Em clima de campanha, o presidente Luiz Inácio Lula da Silva criticou hoje (21) programas de alfabetização de seus antecessores e disse esperar poder alfabetizar todos os brasileiros analfabetos com o programa Por um Brasil Alfabetizado. Em cerimônia de formatura de 40 mil alunos no Rio, Lula disse que outros governos ensinavam as pessoas apenas a "desenhar seus nomes", em cursos que duravam, no máximo três meses. Cerca de 900 ônibus vindos do interior do Estado do Rio trouxeram os alunos, que, com bandeiras do Brasil e camisas verdes ou amarelas, participaram de uma festa com vôos rasantes de caças da Aeronáutica.

"Já houve outros programas que tentavam alfabetizar em oito semanas, ou dois ou três meses. Nós não queremos que as pessoas aprendam a desenhar seu nome. Queremos que leiam um livro", afirmou o presidente, que fez um discurso rápido sem referências a temas espinhosos, como a crise política ou o referendo sobre a proibição da venda de armas. As críticas continuaram quando o presidente cumprimentou dona Maria das Dores Santos Silva, de 94 anos, uma das formandas. "Tinha gente que não queria que a gente gastasse dinheiro com gente de idade, que a gente só gastasse dinheiro com a juventude".

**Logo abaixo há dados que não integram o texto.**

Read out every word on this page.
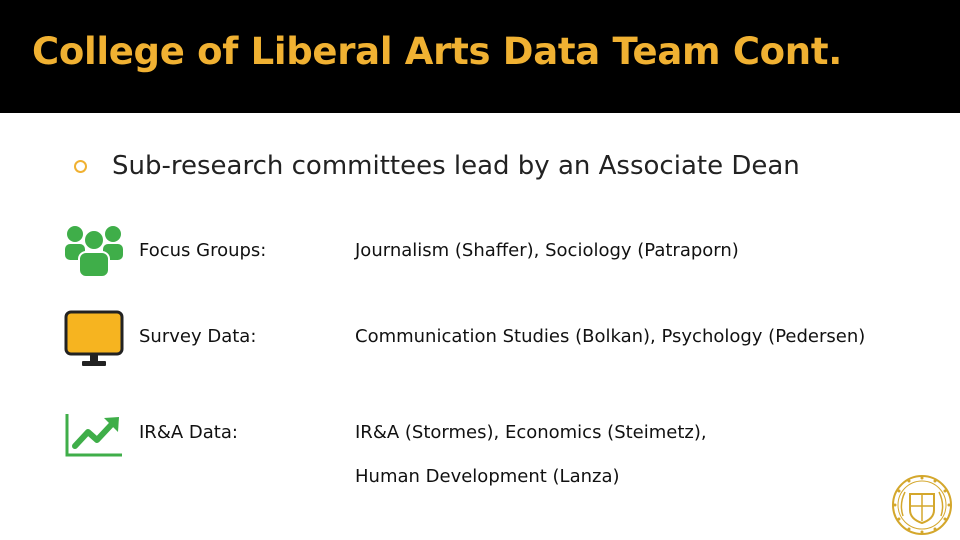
College of Liberal Arts Data Team Cont.
Sub-research committees lead by an Associate Dean
Focus Groups:	Journalism (Shaffer), Sociology (Patraporn)
Survey Data:	Communication Studies (Bolkan), Psychology (Pedersen)
IR&A Data:	IR&A (Stormes), Economics (Steimetz),
Human Development (Lanza)
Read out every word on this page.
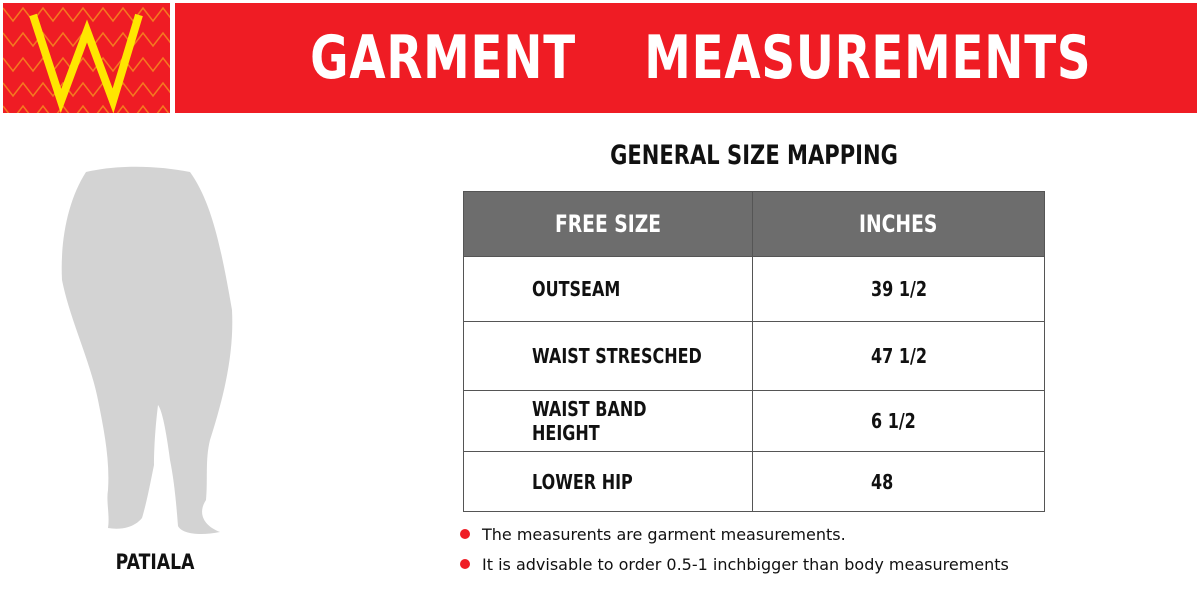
GARMENT    MEASUREMENTS
PATIALA
GENERAL SIZE MAPPING
FREE SIZE	INCHES
OUTSEAM	39 1/2
WAIST STRESCHED	47 1/2
WAIST BAND HEIGHT	6 1/2
LOWER HIP	48
The measurents are garment measurements.
It is advisable to order 0.5-1 inchbigger than body measurements
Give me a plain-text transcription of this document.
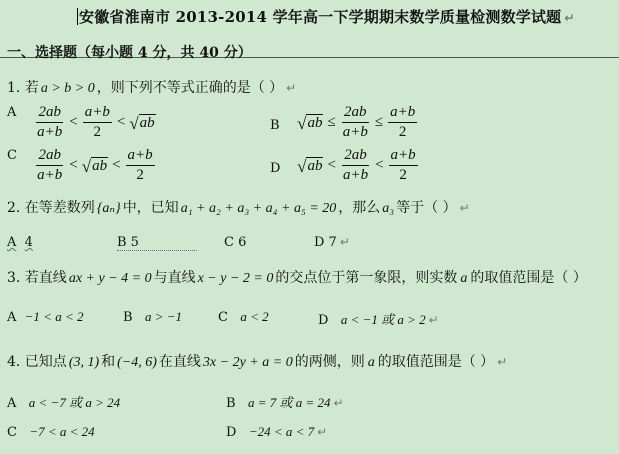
安徽省淮南市 2013-2014 学年高一下学期期末数学质量检测数学试题 ↵
一、选择题（每小题 4 分，共 40 分）
1. 若 a > b > 0 ，则下列不等式正确的是（ ） ↵
A $\frac{2ab}{a+b} < \frac{a+b}{2}$ < √ ab	B √ ab ≤ $\frac{2ab}{a+b} \le \frac{a+b}{2}$
C $\frac{2ab}{a+b}$ < √ ab < $\frac{a+b}{2}$	D √ ab < $\frac{2ab}{a+b} < \frac{a+b}{2}$
2. 在等差数列 {aₙ} 中，已知 a₁ + a₂ + a₃ + a₄ + a₅ = 20 ，那么 a₃ 等于（ ） ↵
A 4	B 5	C 6	D 7 ↵
3. 若直线 ax + y − 4 = 0 与直线 x − y − 2 = 0 的交点位于第一象限，则实数 a 的取值范围是（ ）
A  −1 < a < 2	B   a > −1	C   a < 2	D   a < −1 或 a > 2 ↵
4. 已知点 (3, 1) 和 (−4, 6) 在直线 3x − 2y + a = 0 的两侧，则 a 的取值范围是（ ） ↵
A   a < −7 或 a > 24	B   a = 7 或 a = 24 ↵
C   −7 < a < 24	D   −24 < a < 7 ↵
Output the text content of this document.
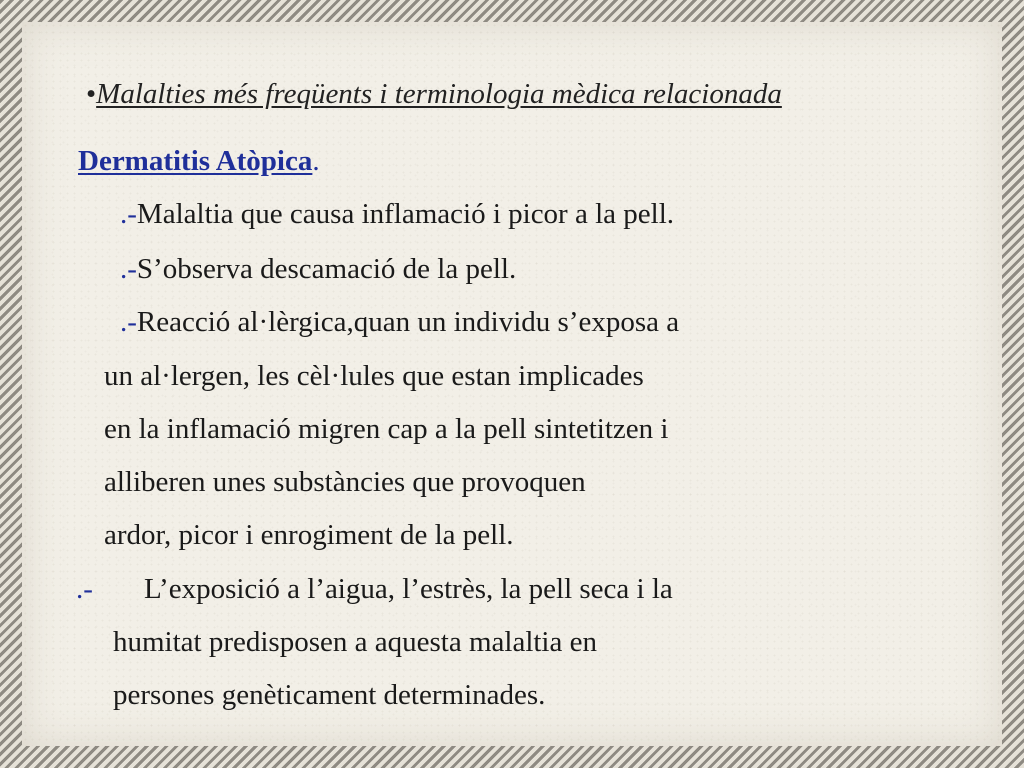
•Malalties més freqüents i terminologia mèdica relacionada
Dermatitis Atòpica.
.-Malaltia que causa inflamació i picor a la pell.
.-S’observa descamació de la pell.
.-Reacció al·lèrgica,quan un individu s’exposa a
un al·lergen, les cèl·lules que estan implicades
en la inflamació migren cap a la pell sintetitzen i
alliberen unes substàncies que provoquen
ardor, picor i enrogiment de la pell.
.- L’exposició a l’aigua, l’estrès, la pell seca i la
humitat predisposen a aquesta malaltia en
persones genèticament determinades.
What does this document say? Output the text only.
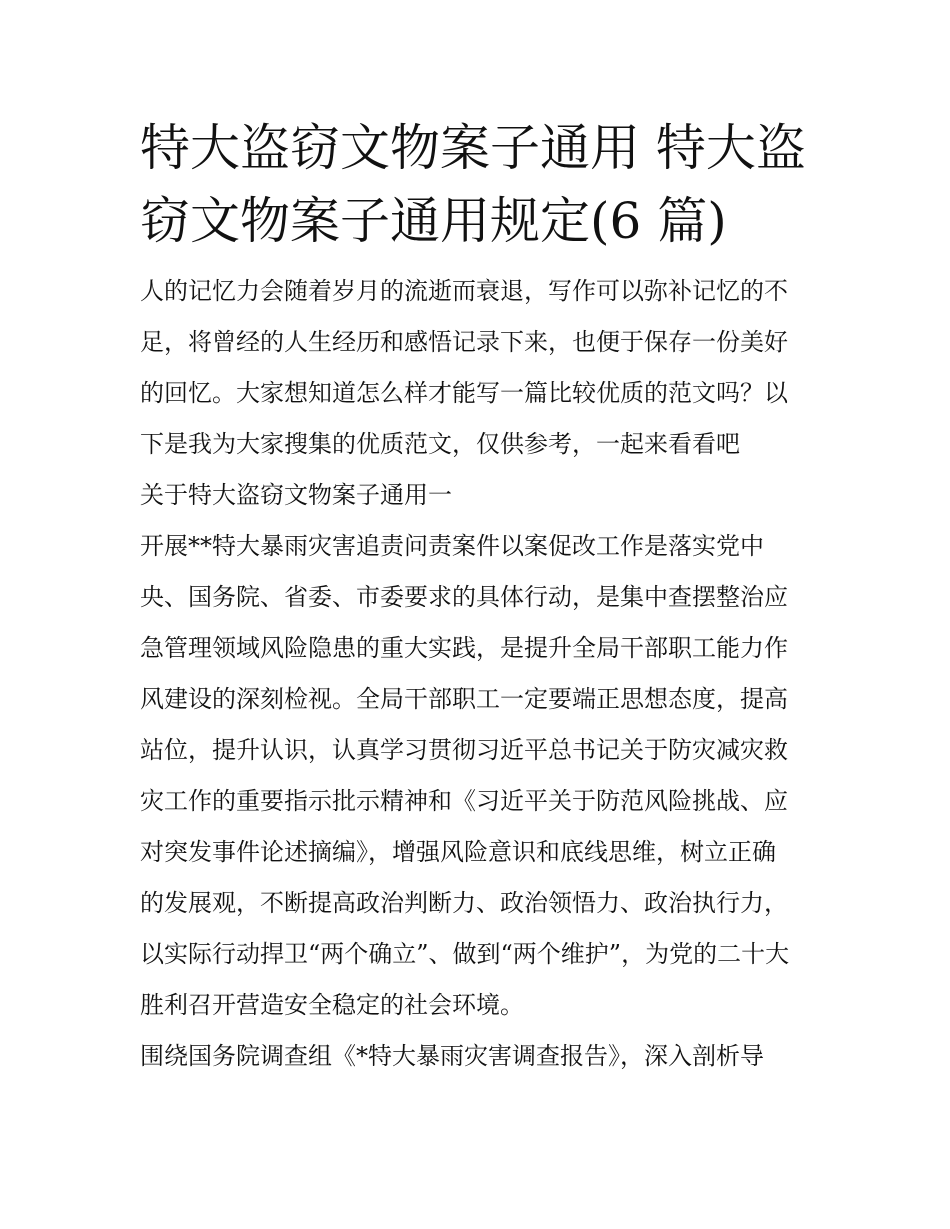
特大盗窃文物案子通用 特大盗
窃文物案子通用规定(6 篇)

人的记忆力会随着岁月的流逝而衰退，写作可以弥补记忆的不
足，将曾经的人生经历和感悟记录下来，也便于保存一份美好
的回忆。大家想知道怎么样才能写一篇比较优质的范文吗？以
下是我为大家搜集的优质范文，仅供参考，一起来看看吧

关于特大盗窃文物案子通用一

开展**特大暴雨灾害追责问责案件以案促改工作是落实党中
央、国务院、省委、市委要求的具体行动，是集中查摆整治应
急管理领域风险隐患的重大实践，是提升全局干部职工能力作
风建设的深刻检视。全局干部职工一定要端正思想态度，提高
站位，提升认识，认真学习贯彻习近平总书记关于防灾减灾救
灾工作的重要指示批示精神和《习近平关于防范风险挑战、应
对突发事件论述摘编》，增强风险意识和底线思维，树立正确
的发展观，不断提高政治判断力、政治领悟力、政治执行力，
以实际行动捍卫“两个确立”、做到“两个维护”，为党的二十大
胜利召开营造安全稳定的社会环境。

围绕国务院调查组《*特大暴雨灾害调查报告》，深入剖析导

Segundo dados da Federação das Indústrias do Rio de Janeiro (Firjan), os alunos do programa no Estado do Rio, são, em sua maioria, mulheres entre os 41 e 50 anos de idade, que representam 21,7% dos beneficiados. A parcela dos que têm mais de 60 chega a 16%. Dona Maria das Dores foi convocada pelos organizadores para representar essa fatia e leu uma carta no palco, após receber um abraço do presidente.

"Com o diploma embaixo do braço, com uma profissão, aumentam as chances de vocês ganharem mais de um salário mínimo, de melhorarem sua qualidade de vida", disse Lula aos formandos. Antes, porém, uma das estudantes convidadas a discursar, Maria Célia, de 37 anos, mãe de quatro filhos, reconheceu que suas chances aumentariam depois de "aprender a anotar recado", mas desabafou: "Arrumar emprego continua muito difícil, mas ainda tenho esperança".

O Ministério da Educação e a Firjan assinaram hoje um convênio para estender os benefícios do programa a quem quiser cursar da 5a à 8a séries do ensino fundamental. No primeiro ano, serão beneficiados 2 mil alunos, que já completaram a 4.ª série pelo programa. Todas os os cursos são profissionalizantes. O ministério vai gastar, este ano, R$ 220 milhões com a alfabetização de 2,2 milhões de pessoas em todo o País.

"Espero estar vivo para voltar aqui e não ver ninguém vestido de amarelo (cor dos estudantes da alfabetização), porque aí vão poder dizer que o Brasil teve coragem de ensinar essa gente a ler", afirmou o presidente, que cometeu um ato falho ao dizer que esperava comparecer à formatura dos alunos que iniciarão os estudos no ano que vem, cuja cerimônia só ocorrerá em 2007, após as eleições presidenciais.